LE BALAS, PORTEUR DE L’EAU DU NIL
Issue 9
Le travail est organisé de façon rigoureuse, dans les fabriques de balas. Des ouvriers à la compétence avérée préparent la pâte d’argile, en nettoyant au moyen du tamis la terre, celle-ci est ensuite humectée puis longuement travaillée au sol par les ouvriers qui l’écrasent sous leurs pieds avant de la battre pour la rendre ductile.
Un jeune garçon se charge de fournir l’argile au potier qui travaille sur un tour, appelé le‘hajar (la pierre). Ce dernier divise la pâte en parties égales, correspondant au poids et au volume de chaque balas, sans jamais recourir à une balance. On fait sécher le moule, puis on le remplit en tassant la pâte nécessaire au balas, à l’intérieur du four. Seul un spécialiste peut se charger de cette tâche. Il est aidé par un jeune apprenti qui lui apporte les moules depuis le lieu de séchage, puis les débris de poterie qui servent à recouvrir le four.

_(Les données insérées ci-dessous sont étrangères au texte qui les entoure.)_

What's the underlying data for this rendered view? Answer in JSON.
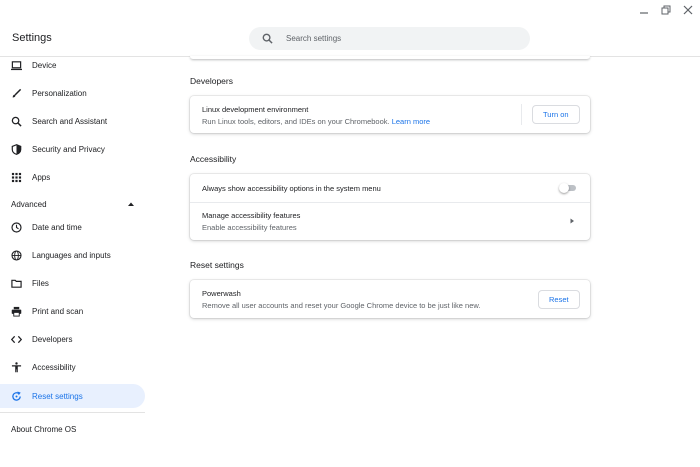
{
  "window": {
    "controls": [
      "minimize-icon",
      "restore-icon",
      "close-icon"
    ]
  },
  "header": {
    "title": "Settings",
    "search_placeholder": "Search settings",
    "search_value": ""
  },
  "sidebar": {
    "items": [
      {
        "label": "Device",
        "icon": "laptop-icon"
      },
      {
        "label": "Personalization",
        "icon": "brush-icon"
      },
      {
        "label": "Search and Assistant",
        "icon": "search-icon"
      },
      {
        "label": "Security and Privacy",
        "icon": "shield-icon"
      },
      {
        "label": "Apps",
        "icon": "apps-grid-icon"
      }
    ],
    "advanced_label": "Advanced",
    "advanced_items": [
      {
        "label": "Date and time",
        "icon": "clock-icon"
      },
      {
        "label": "Languages and inputs",
        "icon": "globe-icon"
      },
      {
        "label": "Files",
        "icon": "folder-icon"
      },
      {
        "label": "Print and scan",
        "icon": "printer-icon"
      },
      {
        "label": "Developers",
        "icon": "code-icon"
      },
      {
        "label": "Accessibility",
        "icon": "accessibility-icon"
      },
      {
        "label": "Reset settings",
        "icon": "reset-icon",
        "active": true
      }
    ],
    "about_label": "About Chrome OS"
  },
  "main": {
    "developers": {
      "title": "Developers",
      "linux": {
        "primary": "Linux development environment",
        "secondary": "Run Linux tools, editors, and IDEs on your Chromebook.",
        "link": "Learn more",
        "button": "Turn on"
      }
    },
    "accessibility": {
      "title": "Accessibility",
      "always_show": {
        "primary": "Always show accessibility options in the system menu",
        "toggle_on": false
      },
      "manage": {
        "primary": "Manage accessibility features",
        "secondary": "Enable accessibility features"
      }
    },
    "reset": {
      "title": "Reset settings",
      "powerwash": {
        "primary": "Powerwash",
        "secondary": "Remove all user accounts and reset your Google Chrome device to be just like new.",
        "button": "Reset"
      }
    }
  },
  "colors": {
    "accent": "#1a73e8",
    "active_bg": "#e8f0fe",
    "text_primary": "#202124",
    "text_secondary": "#5f6368"
  }
}
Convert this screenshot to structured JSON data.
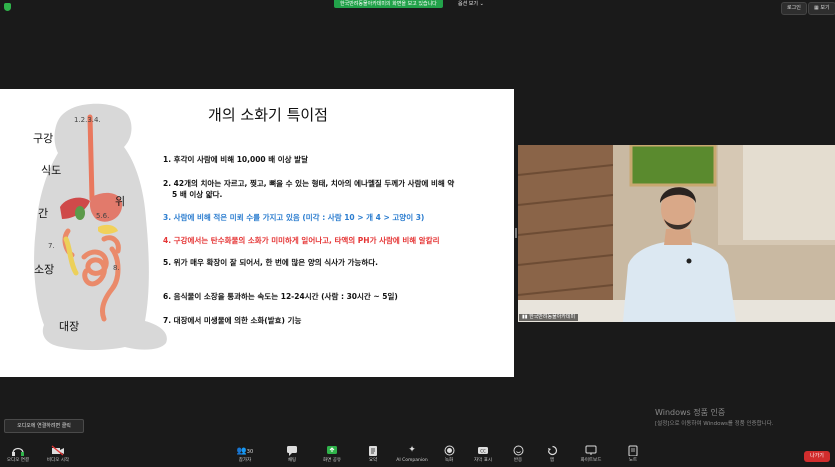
{
  "top_bar": {
    "share_banner": "한국반려동물아카데미의 화면을 보고 있습니다",
    "view_options": "옵션 보기 ⌄",
    "login_label": "로그인",
    "view_label": "보기"
  },
  "slide": {
    "title": "개의 소화기 특이점",
    "dog_labels": {
      "n1234": "1.2.3.4.",
      "mouth": "구강",
      "esophagus": "식도",
      "stomach": "위",
      "n56": "5.6.",
      "liver": "간",
      "n7": "7.",
      "small_intestine": "소장",
      "n8": "8.",
      "large_intestine": "대장"
    },
    "points": [
      "1. 후각이 사람에 비해 10,000 배 이상 발달",
      "2. 42개의 치아는 자르고, 찢고, 뼈을 수 있는 형태, 치아의 에나멜질 두께가 사람에 비해 약",
      "5 배 이상 얇다.",
      "3. 사람에 비해 적은 미뢰 수를 가지고 있음 (미각 : 사람 10 > 개 4 > 고양이 3)",
      "4. 구강에서는 탄수화물의 소화가 미미하게 일어나고, 타액의 PH가 사람에 비해 알칼리",
      "5. 위가 매우 확장이 잘 되어서, 한 번에 많은 양의 식사가 가능하다.",
      "6. 음식물이 소장을 통과하는 속도는 12-24시간 (사람 : 30시간 ~ 5일)",
      "7. 대장에서 미생물에 의한 소화(발효) 기능"
    ]
  },
  "video": {
    "participant_name": "한국반려동물아카데미"
  },
  "watermark": {
    "line1": "Windows 정품 인증",
    "line2": "[설정]으로 이동하여 Windows를 정품 인증합니다."
  },
  "tooltip": "오디오에 연결하려면 클릭",
  "toolbar": {
    "audio": "오디오 연결",
    "video": "비디오 시작",
    "participants": "참가자",
    "participants_count": "30",
    "chat": "채팅",
    "share": "화면 공유",
    "summary": "요약",
    "ai": "AI Companion",
    "record": "녹화",
    "captions": "자막 표시",
    "reactions": "반응",
    "apps": "앱",
    "whiteboard": "화이트보드",
    "notes": "노트",
    "leave": "나가기"
  },
  "colors": {
    "share_green": "#22a24a",
    "blue_text": "#2a7ccf",
    "red_text": "#e53434",
    "leave_red": "#d12d2d"
  }
}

Cet ouvrier spécialisé n’est le plus souvent pas confiné à une seule fabrique, il passe d’un four à l’autre. Le remplissage des moules demande près d’une heure et demie de travail, mais cette durée peut varier selon les caractéristiques du four, la nature et la forme des balas à cuire.
Le balas avait, dans le passé, diverses formes, mais se composait, à peu de choses près, des mêmes éléments que le récipient actuel ; les proportions sont également restées les mêmes ; de leur équilibre et de leur harmonie dépendent toute la beauté de l’objet. Notons aussi que la belle porteuse de balas n’a pas peu contribué au rayonnement de cette forme. L’image est même devenue pour de nombreux plasticiens un motif d’inspiration. C’est le cas du célèbre sculpteur, Mahmoud Mokhtar, qui, dans beaucoup de ses muraux et de ses sculptures, s’est inspiré de cette figure et en a fait le thème des bas reliefs ornant la base de l’imposante statue de Sâad Zaghloul, au centre du Caire.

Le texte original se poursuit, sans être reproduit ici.